The play debuted at Intiman in 1991, and went on to garner a Tony nomination in New York and the Pulitzer Prize. It also changed Schenkkan from an actor-writer to a writer and it brought him to Seattle to live. During the three-month production time in Seattle, he explains, he decided that he would set aside his acting career and concentrate on the play, which was a big gamble because he was making more money as an actor than as a writer. But, he says he had so much fun with the production that it was an easy transition to writing full time. These days he writes for film and television to pay the bills, and continues his playwriting as a labor of love.

It was also during the Kentucky Cycle production that he fell in love with Seattle and vowed that if he could find a way, he would relocate. A few years later, he did just that. “I once heard somebody say that one way to achieve happiness is to live somewhere where your inner landscape is matched by your external landscape,” he says. “I think that’s true, and I think this is very much my internal landscape.”

He now lives in a house with a beautiful view of Lake Washington.

The Gray fellowship carries with it a stipend and also gives Schenkkan an office in the libraries. He recently got a tour of Special Collections. “I’m interested in going back now and seeing what they have with the idea that maybe something I encounter will spark an idea for a play or a film,” he says. “It’s really about putting myself out of my comfort zone and in contact with a random selection of wonderful exotica and seeing what happens.”

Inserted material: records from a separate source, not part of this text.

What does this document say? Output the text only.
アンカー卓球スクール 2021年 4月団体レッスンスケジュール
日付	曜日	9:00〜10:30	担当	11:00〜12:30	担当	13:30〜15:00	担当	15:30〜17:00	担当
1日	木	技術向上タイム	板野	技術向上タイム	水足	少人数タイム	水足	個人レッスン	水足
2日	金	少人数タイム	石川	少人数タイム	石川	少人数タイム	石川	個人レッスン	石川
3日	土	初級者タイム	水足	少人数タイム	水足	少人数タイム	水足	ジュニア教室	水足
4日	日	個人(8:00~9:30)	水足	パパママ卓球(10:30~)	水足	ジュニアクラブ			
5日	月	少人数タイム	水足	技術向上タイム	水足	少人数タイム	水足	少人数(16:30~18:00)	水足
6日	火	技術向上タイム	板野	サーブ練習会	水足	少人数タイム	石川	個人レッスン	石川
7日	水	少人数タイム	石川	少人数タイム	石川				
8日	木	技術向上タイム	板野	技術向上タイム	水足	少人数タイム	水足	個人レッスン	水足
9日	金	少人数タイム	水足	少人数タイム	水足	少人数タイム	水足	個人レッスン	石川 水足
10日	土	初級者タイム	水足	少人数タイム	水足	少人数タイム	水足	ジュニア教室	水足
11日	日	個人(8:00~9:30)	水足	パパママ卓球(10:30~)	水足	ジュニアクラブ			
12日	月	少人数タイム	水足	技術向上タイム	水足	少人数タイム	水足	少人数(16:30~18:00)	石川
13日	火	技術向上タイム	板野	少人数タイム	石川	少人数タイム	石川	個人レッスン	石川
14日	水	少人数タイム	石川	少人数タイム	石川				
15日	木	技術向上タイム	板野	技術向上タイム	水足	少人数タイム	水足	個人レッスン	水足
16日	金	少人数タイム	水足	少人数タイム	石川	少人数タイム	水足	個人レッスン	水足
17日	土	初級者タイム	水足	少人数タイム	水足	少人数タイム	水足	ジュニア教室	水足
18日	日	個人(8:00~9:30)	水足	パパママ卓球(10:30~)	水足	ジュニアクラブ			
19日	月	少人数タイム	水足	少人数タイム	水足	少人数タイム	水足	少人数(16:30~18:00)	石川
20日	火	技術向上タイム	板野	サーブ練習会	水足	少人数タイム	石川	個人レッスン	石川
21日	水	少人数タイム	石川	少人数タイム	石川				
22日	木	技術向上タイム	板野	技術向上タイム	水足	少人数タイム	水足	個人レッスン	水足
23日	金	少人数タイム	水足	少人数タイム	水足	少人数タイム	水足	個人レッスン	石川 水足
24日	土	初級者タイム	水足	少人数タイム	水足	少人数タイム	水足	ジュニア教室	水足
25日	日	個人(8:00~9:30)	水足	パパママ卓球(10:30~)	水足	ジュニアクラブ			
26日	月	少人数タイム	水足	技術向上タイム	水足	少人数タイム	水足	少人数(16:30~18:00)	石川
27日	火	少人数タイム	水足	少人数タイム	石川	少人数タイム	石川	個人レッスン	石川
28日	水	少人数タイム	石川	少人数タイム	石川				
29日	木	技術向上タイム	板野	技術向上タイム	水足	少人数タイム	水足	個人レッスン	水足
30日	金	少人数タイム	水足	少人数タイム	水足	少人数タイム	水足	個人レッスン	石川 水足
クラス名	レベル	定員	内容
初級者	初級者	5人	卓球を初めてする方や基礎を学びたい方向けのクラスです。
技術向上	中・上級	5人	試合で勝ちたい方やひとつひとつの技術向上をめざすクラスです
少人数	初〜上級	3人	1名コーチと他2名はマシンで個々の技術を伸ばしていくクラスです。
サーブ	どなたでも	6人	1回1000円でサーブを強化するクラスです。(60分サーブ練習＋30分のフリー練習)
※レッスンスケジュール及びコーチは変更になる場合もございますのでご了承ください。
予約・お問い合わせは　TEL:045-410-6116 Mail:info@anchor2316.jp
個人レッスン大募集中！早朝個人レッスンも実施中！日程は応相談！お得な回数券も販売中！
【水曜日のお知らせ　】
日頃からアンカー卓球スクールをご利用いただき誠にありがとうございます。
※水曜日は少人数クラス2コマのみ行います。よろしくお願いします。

In addition to his talk next week, Schenkkan expects to be doing a master class for theater students in January — a class geared toward exploring in an improvisational manner the idea of dramatic structure.

He’s currently at work on a new play on commission for South Coast Repertory Theatre, and he’s revised a second play that premiered last year at the Oregon Shakespeare Festival. He’s also working on a musical and has a number of film and TV projects.

As to the future, Schenkkan would like to get back to that Orson Welles dream and do some directing. He’s avoided it so far because of the travel necessary, but says that now that his two kids are older — his youngest is in high school — he can think about it again. In the meantime, he’s happy being a writer.

“The surprise of creation, the ability to still even at this time to sit down and start something and then have it go somewhere I hadn’t anticipated, a character I hadn’t planned for, is such a pleasure,” he says. ” To construct an entire world is a very satisfying feeling. And then to see that realized in three dimensions — when it’s done well, when it all works, and watch an audience be moved by this vision that was such a solitary vision to begin with, is extraordinary. To feel in some small way that you affect people, that you can change people — It’s not a small gift.”